There are many similarities between Peace Corps Service and AmeriCorps Service, but there are many differences also. One of the biggest differences is the time period between the applications and beginning the programs. For example, as an applicant for the Peace Corps, I applied in January and then did not depart for Macedonia until September. When applying for AmeriCorps, I applied on December 8th and began work on January 4th. Staff in both the Peace Corps and AmeriCorps are great and very supportive. One of the big differences in staff is in the Peace Corps there is a large number that are Host-Country Nationals. In my case, I had Macedonian Program Managers, which was a great experience to see the differences in our work-cultures.

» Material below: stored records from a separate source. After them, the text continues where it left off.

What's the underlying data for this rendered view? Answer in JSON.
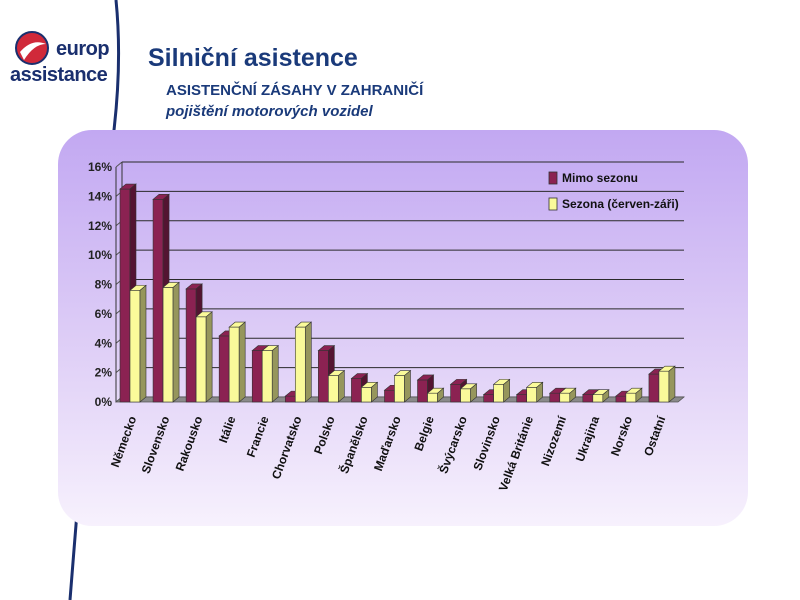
{
  "logo": {
    "line1": "europ",
    "line2": "assistance"
  },
  "header": {
    "title": "Silniční asistence",
    "subtitle": "ASISTENČNÍ ZÁSAHY V ZAHRANIČÍ",
    "subtitle2": "pojištění motorových vozidel"
  },
  "colors": {
    "offseason": "#8b2252",
    "season": "#fafa9a",
    "accent": "#1a3a7a",
    "logo_red": "#d0293a"
  },
  "chart_data": {
    "type": "bar",
    "title": "",
    "xlabel": "",
    "ylabel": "",
    "ylim": [
      0,
      16
    ],
    "yticks": [
      "0%",
      "2%",
      "4%",
      "6%",
      "8%",
      "10%",
      "12%",
      "14%",
      "16%"
    ],
    "grid": true,
    "legend_position": "top-right",
    "categories": [
      "Německo",
      "Slovensko",
      "Rakousko",
      "Itálie",
      "Francie",
      "Chorvatsko",
      "Polsko",
      "Španělsko",
      "Maďarsko",
      "Belgie",
      "Švýcarsko",
      "Slovinsko",
      "Velká Británie",
      "Nizozemí",
      "Ukrajina",
      "Norsko",
      "Ostatní"
    ],
    "series": [
      {
        "name": "Mimo sezonu",
        "color": "#8b2252",
        "values": [
          14.5,
          13.8,
          7.7,
          4.5,
          3.5,
          0.4,
          3.5,
          1.6,
          0.8,
          1.5,
          1.2,
          0.5,
          0.5,
          0.6,
          0.5,
          0.4,
          1.9
        ]
      },
      {
        "name": "Sezona (červen-záři)",
        "color": "#fafa9a",
        "values": [
          7.6,
          7.8,
          5.8,
          5.1,
          3.5,
          5.1,
          1.8,
          1.0,
          1.8,
          0.6,
          0.9,
          1.2,
          1.0,
          0.6,
          0.5,
          0.6,
          2.1
        ]
      }
    ]
  }
}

In both AmeriCorps and the Peace Corps, you get to work closely with the other people in your group. In the Peace Corps you may live several hours from the closest member of your group, and in AmeriCorps you may be roommates or neighbors. The other Peace Corps Volunteers that served with me in Macedonia became like my brothers and sisters or aunts and uncles and I will remain close to them for life. In my AmeriCorps position the other members are more like my co-workers due to the fact that the position is not 24/7 like the Peace Corps, but more comparable to a “9-5” job. The service mentality is similar in both programs, but it is more severe in the Peace Corps due to the fact that all volunteers uproot themselves by moving away from America with the goal in mind of helping people from another country. Peace Corps Volunteers do not get paid to be in the Peace Corps. They receive a living stipend, which solely supports a lifestyle like those of the Host-Country Nationals.
I feel very fortunate to have had the opportunity to make an impact upon hundreds of Macedonian youth in the Peace Corps and now getting the chance to impact youth in my home state of Colorado by helping them get jobs. Serving has always been a part of who I am. From the first time I volunteered at the Salvation Army, I knew that I would devote a large part of my life to helping those in need. As a Peace Corps Volunteer I had the opportunity to volunteer two years of my life to helping out Macedonians and now, as a member of AmeriCorps, I have been given the chance to make an impact in my own community.
Please note: The contents of this blog post are mine personally and do not reflect any position of the U.S. government or the Peace Corps.